Case d'ispirazione scandinava al posto della "Diga" di Begato
di Paolo Lingua
2 min, 55 sec
Nel volgere di due – tre anni il complesso edilizio di Begato muterà completamente aspetto e assumerà, a quanto risulta dai progetti, la fisionomia d’un quartiere di Stoccolma o di Oslo dove dovrebbe dominare la qualità della vita e persino una certa grazia edilizia. Progetto ambizioso che parte da Arte, l’erede del vecchio istituto delle Case Popolari, con il supporto del Comune e della Regione. Le piccole case, al massimo di quattro piani, saranno circa 70 e saranno realizzate a partire dalla primavera del 2021, dopo la demolizione, nel quartiere detto “Diamante” (definizione poco appropriata) della fatidica “Diga”, edificio corrusco, frutto della crescita edilizia dell’ultima fase del “boom”, quella meno qualificata, che ha messo in piedi molti quartieri e zone di Genova tutt’altro che brillanti dal punto di vista architettonico.

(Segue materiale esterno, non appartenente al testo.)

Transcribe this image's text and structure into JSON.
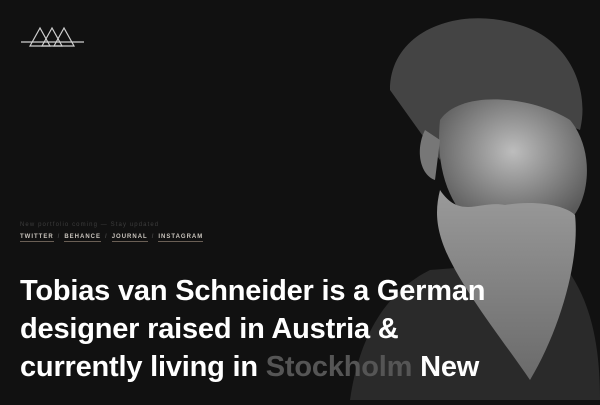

Basta pensare al rifacimento della zona della Lanterna, alla demolizione e ricostruzione di Corte Lambruschini, al Cep di Prà e alla Costa degli Ometti. Erano gli ultimi “colpi” della crescita edilizia senza controllo, tanto è vero che Giorgio Doria, padre dell’ex sindaco Marco, preferì uscire dopo solo un anno dalla famosa giunta di sinistra di Cerofolini perché non condivideva quasi tutti i progetti urbanistici. D’altro canto, dalla fine degli anni Settanta su Genova incombevano le istanze di ristrutturazione legate alla scadenza delle Celebrazioni Colombiane. Andò meglio in porto, perché la parte più antica tornò a funzionare per la città e anche grazie alla realizzazione dei Magazzini del Cotone e dell’Acquario.
La invasione di cemento a Begato alterò, senza misericordia, un quartiere verde e scarsamente abitato alle spalle di Rivarolo e di Certosa. Ora Arte, con il Comune e la Regione, con un impegno di 27 milioni conta di sistemare altrove, in case pubbliche, ben 400 nuclei famigliari, ai quali saranno garantiti rimborsi spese, trasferimenti e quanto a queste problematiche è connesso, anche con l’impiego di supporti psicologici per i residenti più anziani comunque meno inclini al trasferimento. Si entra dunque in una nuova filosofia delle case popolari e in una azione di rigenerazione abitativa. E’ indubbio che le attuali amministrazione hanno l’intenzione di dimostrare alla città e al territorio che ogni risorsa non sarà assorbita soltanto dall’impegno straordinario della ricostruzione del ponte Morandi e della nuovo disegno abitativo che coinvolgerà le aree dove le case saranno demolite e quelle dei dintorni. Si parla anche d’un nuovo assetto del sistema energetico e di prospettive che comunque avranno una diversa applicazione delle fonti energetiche (illuminazione, riscaldamento, ecc.). E’ certamente un progetto ambizioso che decollerà da un quartiere certamente più malmesso di altri e che non è neppure troppo lontano geograficamente dalla zona dove è avvenuta la tragedia del ponte Morandi. Ma è indubbio che Genova ha bisogno di un messaggio – oltre che l’intervento concreto come è ovvio - di una ripresa della sua corsa per un rilancio e per una ripresa economica, il tutto collegato a un miglioramento della qualità della vita. Se entro il 2022-23 Begato cambierà volto, ot6tenendo anche il consenso dei cittadini, sarà possibile operare per miglioramenti, ricostruzioni, servizi, anche in altre zone della città, anche in diverse condizioni di disagio in aree più estese e meno estese. E’ un discorso ambizioso e complesso che merita attenzione e partecipazione. A Begato questa rivoluzione coinvolgerà più dell’80% degli attuali residenti. Non sarà facile, ma se si raggiungeranno gli obiettivi prefissati, l’attenzione e la richiesta si sposteranno in altri quartieri e in altri rioni. In cinquant’anni Genova potrebbe cambiare volto, lasciando inalterati gli edifici storici e artistici che ne risulteranno ulteriormente valorizzati.